Remember when you were a little kid and stuck your hand in the cookie jar when nobody was looking, or climbed towering trees at recess, or onto the roof of the school? Even if you risked getting in trouble (some overweight gym teacher yelling up from the kickball court gave a perverse joy, did it not?), or even if the cookie – or the climbing – wasn’t that good, it was still fun. There’s something to not just following the tape that makes chasing the here today, gone tomorrow, fun – even if it’s not always fun.

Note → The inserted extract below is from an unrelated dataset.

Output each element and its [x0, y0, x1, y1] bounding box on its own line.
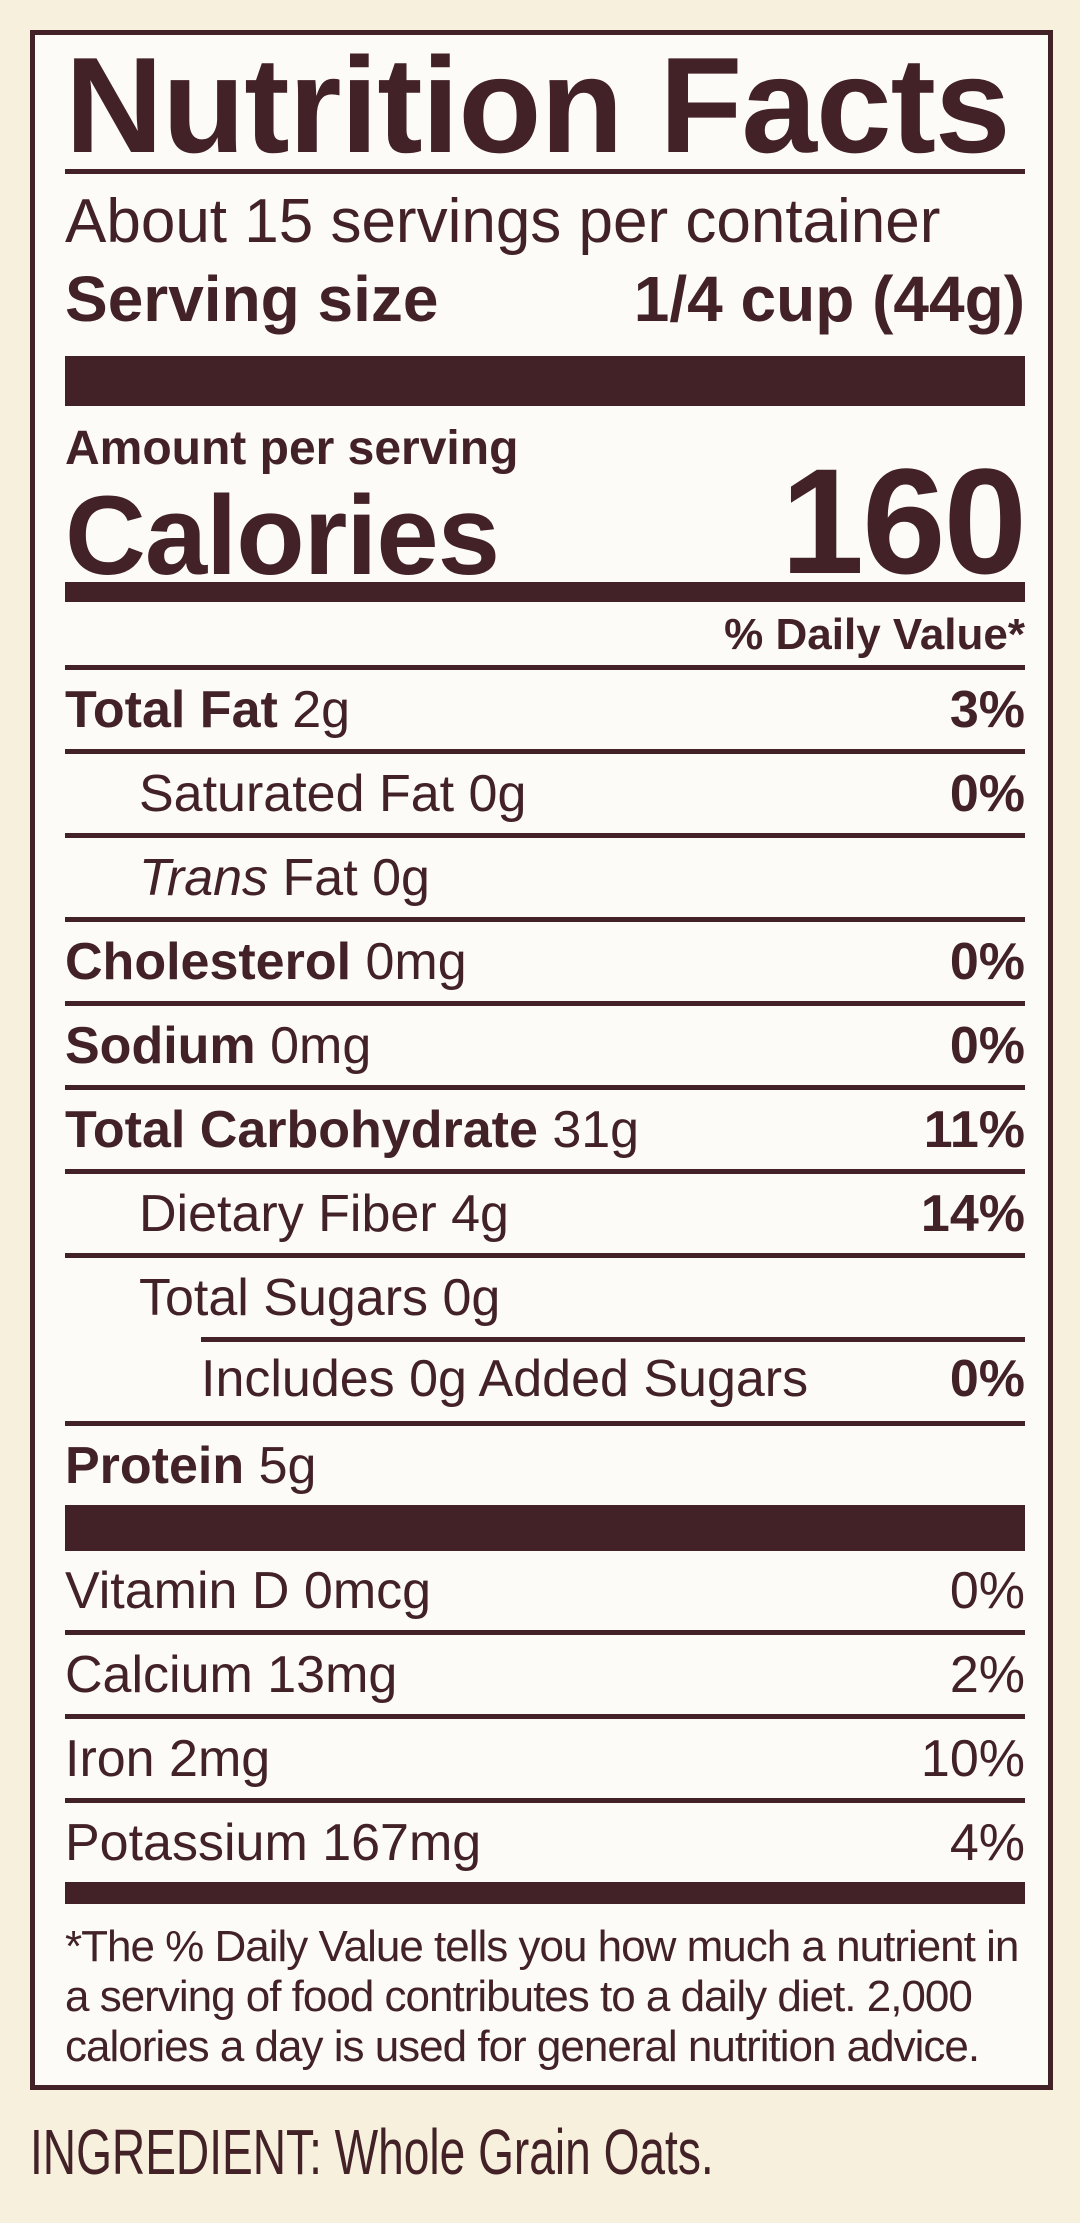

Maybe that’s part of what I love about ice and mixed climbing. Being cold isn’t fun, being scared is kind of fun but not really though maybe it is, and the screaming barfies are pure hell. Scoring a rare gem, though? Love it. I also love what I call The Chase – finding what’s formed where, the endless theories (usually wrong) about what’s “in” based on weather patterns and rumors, the wondering if the info you got from someone else is right or if they’re keeping something from you. It’s like our own silly little version of those conspiracy-spy-chase movies.

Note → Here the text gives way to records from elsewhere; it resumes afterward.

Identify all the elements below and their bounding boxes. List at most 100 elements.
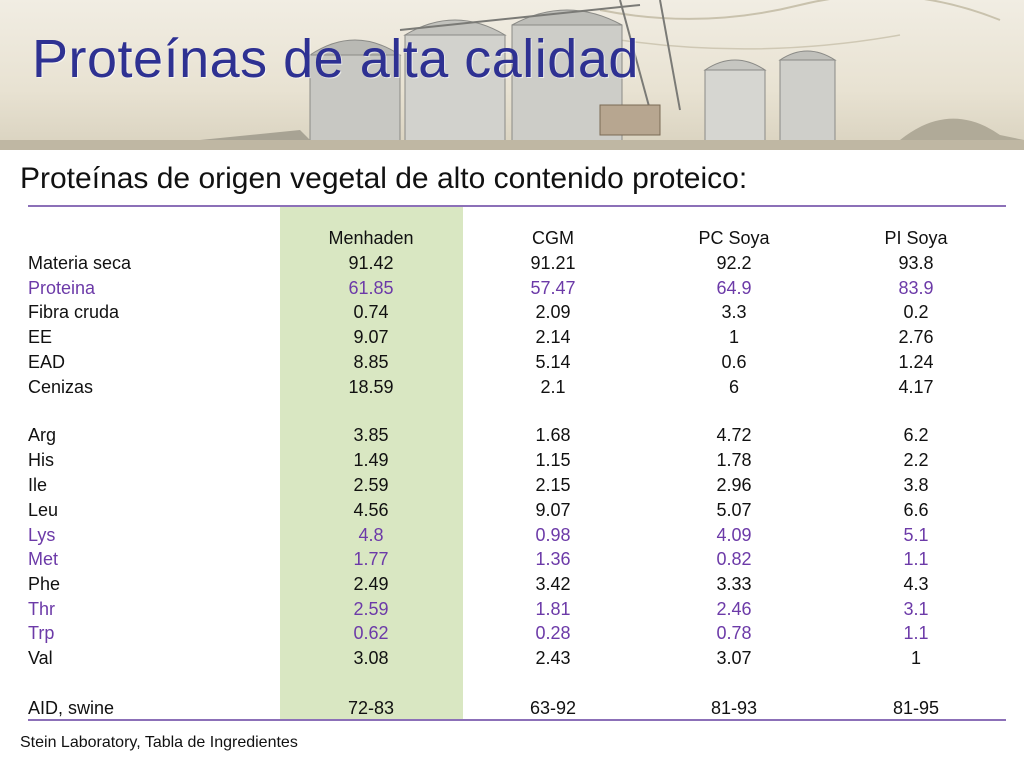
table-cell: 2.1 [540, 377, 566, 397]
table-cell: 4.8 [358, 525, 384, 545]
row-label: AID, swine [28, 698, 115, 718]
table-cell: 3.3 [721, 302, 747, 322]
table-cell: 3.8 [903, 475, 929, 495]
table-cell: 8.85 [353, 352, 389, 372]
table-cell: 1 [910, 648, 922, 668]
table-cell: 6.6 [903, 500, 929, 520]
table-cell: 4.3 [903, 574, 929, 594]
table-cell: 0.28 [535, 623, 571, 643]
table-cell: 64.9 [716, 278, 752, 298]
table-cell: 81-93 [710, 698, 758, 718]
row-label: EE [28, 327, 53, 347]
table-row: EAD 8.85 5.14 0.6 1.24 [0, 352, 1024, 376]
column-header: PI Soya [884, 228, 948, 248]
header-banner: Proteínas de alta calidad [0, 0, 1024, 150]
table-row: His 1.49 1.15 1.78 2.2 [0, 450, 1024, 474]
column-header: Menhaden [328, 228, 414, 248]
row-label: Phe [28, 574, 61, 594]
table-cell: 2.43 [535, 648, 571, 668]
table-cell: 1.15 [535, 450, 571, 470]
table-row: Phe 2.49 3.42 3.33 4.3 [0, 574, 1024, 598]
row-label: Proteina [28, 278, 96, 298]
table-cell: 0.2 [903, 302, 929, 322]
table-cell: 3.85 [353, 425, 389, 445]
table-row: Cenizas 18.59 2.1 6 4.17 [0, 377, 1024, 401]
table-row: Leu 4.56 9.07 5.07 6.6 [0, 500, 1024, 524]
table-cell: 9.07 [353, 327, 389, 347]
table-cell: 63-92 [529, 698, 577, 718]
table-cell: 0.6 [721, 352, 747, 372]
table-cell: 0.82 [716, 549, 752, 569]
table-row: Thr 2.59 1.81 2.46 3.1 [0, 599, 1024, 623]
table-cell: 2.46 [716, 599, 752, 619]
table-cell: 3.1 [903, 599, 929, 619]
table-cell: 0.74 [353, 302, 389, 322]
table-row: Lys 4.8 0.98 4.09 5.1 [0, 525, 1024, 549]
table-cell: 6 [728, 377, 740, 397]
table-cell: 3.33 [716, 574, 752, 594]
row-label: Thr [28, 599, 55, 619]
row-label: Arg [28, 425, 57, 445]
row-label: Fibra cruda [28, 302, 120, 322]
page-title: Proteínas de alta calidad [32, 29, 639, 89]
table-cell: 2.59 [353, 475, 389, 495]
table-cell: 2.14 [535, 327, 571, 347]
table-cell: 3.08 [353, 648, 389, 668]
menhaden-column-highlight [280, 206, 463, 719]
row-label: EAD [28, 352, 66, 372]
section-subtitle: Proteínas de origen vegetal de alto cont… [20, 162, 748, 195]
table-cell: 1.49 [353, 450, 389, 470]
table-cell: 2.15 [535, 475, 571, 495]
table-row: Trp 0.62 0.28 0.78 1.1 [0, 623, 1024, 647]
row-label: His [28, 450, 54, 470]
table-row: Materia seca 91.42 91.21 92.2 93.8 [0, 253, 1024, 277]
table-row: AID, swine 72-83 63-92 81-93 81-95 [0, 698, 1024, 722]
table-cell: 57.47 [530, 278, 576, 298]
source-footer: Stein Laboratory, Tabla de Ingredientes [20, 734, 298, 751]
row-label: Ile [28, 475, 48, 495]
table-row: Met 1.77 1.36 0.82 1.1 [0, 549, 1024, 573]
table-cell: 2.49 [353, 574, 389, 594]
table-cell: 4.09 [716, 525, 752, 545]
row-label: Trp [28, 623, 55, 643]
table-cell: 6.2 [903, 425, 929, 445]
table-cell: 0.62 [353, 623, 389, 643]
table-cell: 5.14 [535, 352, 571, 372]
table-row: Proteina 61.85 57.47 64.9 83.9 [0, 278, 1024, 302]
table-row: Val 3.08 2.43 3.07 1 [0, 648, 1024, 672]
row-label: Met [28, 549, 59, 569]
row-label: Lys [28, 525, 56, 545]
table-cell: 3.07 [716, 648, 752, 668]
table-cell: 5.07 [716, 500, 752, 520]
table-row: Ile 2.59 2.15 2.96 3.8 [0, 475, 1024, 499]
table-cell: 3.42 [535, 574, 571, 594]
table-row: Arg 3.85 1.68 4.72 6.2 [0, 425, 1024, 449]
table-cell: 0.98 [535, 525, 571, 545]
row-label: Materia seca [28, 253, 132, 273]
table-cell: 1.81 [535, 599, 571, 619]
table-cell: 1.77 [353, 549, 389, 569]
table-cell: 1 [728, 327, 740, 347]
table-cell: 83.9 [898, 278, 934, 298]
table-cell: 2.2 [903, 450, 929, 470]
table-cell: 2.59 [353, 599, 389, 619]
table-cell: 1.36 [535, 549, 571, 569]
table-cell: 4.56 [353, 500, 389, 520]
row-label: Leu [28, 500, 59, 520]
table-cell: 9.07 [535, 500, 571, 520]
table-cell: 92.2 [716, 253, 752, 273]
table-cell: 0.78 [716, 623, 752, 643]
table-row: EE 9.07 2.14 1 2.76 [0, 327, 1024, 351]
table-top-rule [28, 205, 1006, 207]
column-header: PC Soya [698, 228, 770, 248]
table-header-row: Menhaden CGM PC Soya PI Soya [0, 228, 1024, 252]
table-cell: 2.96 [716, 475, 752, 495]
table-cell: 2.09 [535, 302, 571, 322]
table-cell: 81-95 [892, 698, 940, 718]
table-row: Fibra cruda 0.74 2.09 3.3 0.2 [0, 302, 1024, 326]
table-cell: 5.1 [903, 525, 929, 545]
table-cell: 93.8 [898, 253, 934, 273]
table-cell: 1.1 [903, 623, 929, 643]
table-cell: 1.1 [903, 549, 929, 569]
table-cell: 61.85 [348, 278, 394, 298]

In a weird way, it’s especially rewarding around here, where we don’t have the ice that they have in Cody, Montana, Canada, or the Northeast. Hooking my way up the typical hacked-out Colorado ice is OK, I guess, but it’s kind of like going to the gym, just in a cooler environment.
To find the good stuff, taking the tools for a walk is part of the deal. Sometimes it pays off even on classics, as I recently wrote about on Dougald MacDonald’s excellent new Colorado outdoor adventure website (which, of course, I think he should call ‘Rado MoJo – ya know, brah, I’m just putting the rad in Colorado…).
Anyway, for years I’d heard rumors of an ice and mixed climb that forms once in a blue moon out by Rock of Ages, one of the best rock climbing crags around.
New Year’s Eve was, in fact, a blue moon, and so my good friend and former Coop-lord Mark Kelly (he owned the land on which I squatted in the Chicken Coop for three years – a 7×11-foot shack) and I figured we should take the tools for a walk. On nothing more than a hunch, I’d done a trail-run recon a few days prior, and through the swirling snow saw this mystery smear from the trail. I’d spaced my binoculars, so couldn’t see if it was any good, and was tied up for the next couple of days. Come the 31st, I had no idea if it’d still be in, but Mark and I headed out.
The last time I’d been to Rock of Ages, ironically, was in November, as the fall disappeared and winter rolled-in right before our eyes, a blowing snowstorm from the head of the valley about to engulf Josh Thompson and I as I started up The Wasp, a hard-for-me rock route that I’d worked on a few times and wanted to send. It was literally my last opportunity, nearly to the minute, before the seasons changed. We hiked out happy, the wind chasing us toward the trailhead like a door slamming shut behind us.
Now Mark and I hoped for something entirely different, for a frozen smear to hang in there just a little longer under the wilting sun. From the trail it didn’t look good. Sunny and warm. Still, you never know until you go, and so Mark and I lumbered up the snow-covered booby-trapped talus field to the base of the smear, left of the rock routes in a groove and corner system, and we started up. Winter suddenly rolled in again, we shivered our balls off, half the meager ice fell off upon touching it, the other half fractured, protection proved challenging, the climbing was OK but not great, super technical and hard to rate, I got scared, but we didn’t see another soul and we climbed it and we were happy. The smiles stayed on our faces all the way back to the car. Kind of like scoring a morsel from the cookie jar.